Hoy, nuevamente, la Policía Nacional hace noticia, pero no precisamente por una destacable acción, sino, lamentablemente, por un hecho delictivo cometido por nada menos que un joven efectivo policial, quien en estado de ebriedad atracó a un mototaxista y a sus dos pasajeros.

A pesar de los esfuerzos que realiza la institución para no verse envuelta en escándalos que denigran su imagen; al parecer estos no son suficientes, pues son, muy a su pesar, los jóvenes policías recién egresados quienes en los últimos tiempos son protagonistas de hechos delincuenciales.
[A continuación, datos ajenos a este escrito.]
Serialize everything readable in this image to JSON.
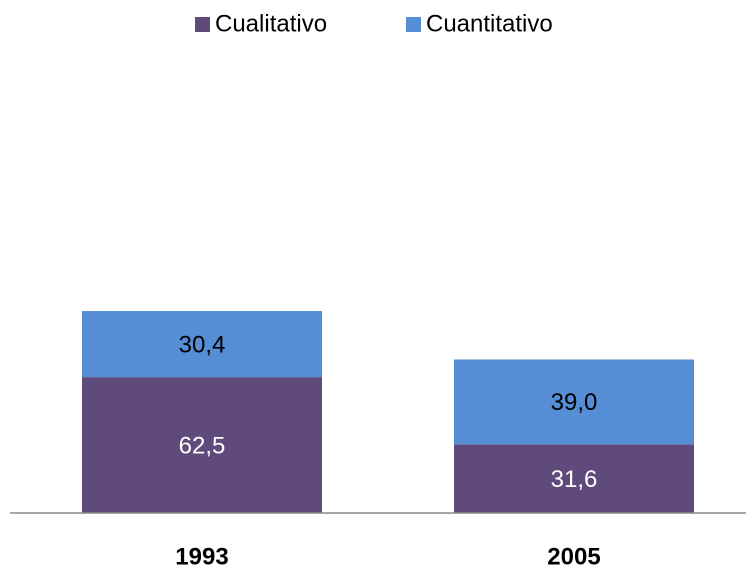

Esto, sin duda, lleva a preguntarse qué está fallando en la formación de las nuevas generaciones de policías; lo que a su vez plantea una reorganización de las escuelas de formación; caso contrario, lo que podría estarse creando no son policias que garanticen la seguridad de la población, sino que por el contrario se conviertan en una amenaza en las calles.

Por tanto, si realmente queremos devolver la confianza a la población en su Policía Nacional, debemos asegurarnos que estamos formando jóvenes comprometidos con su institución y con el país, y no delincuentes con uniforme que actúen impunemente poniendo en riesgo a la población.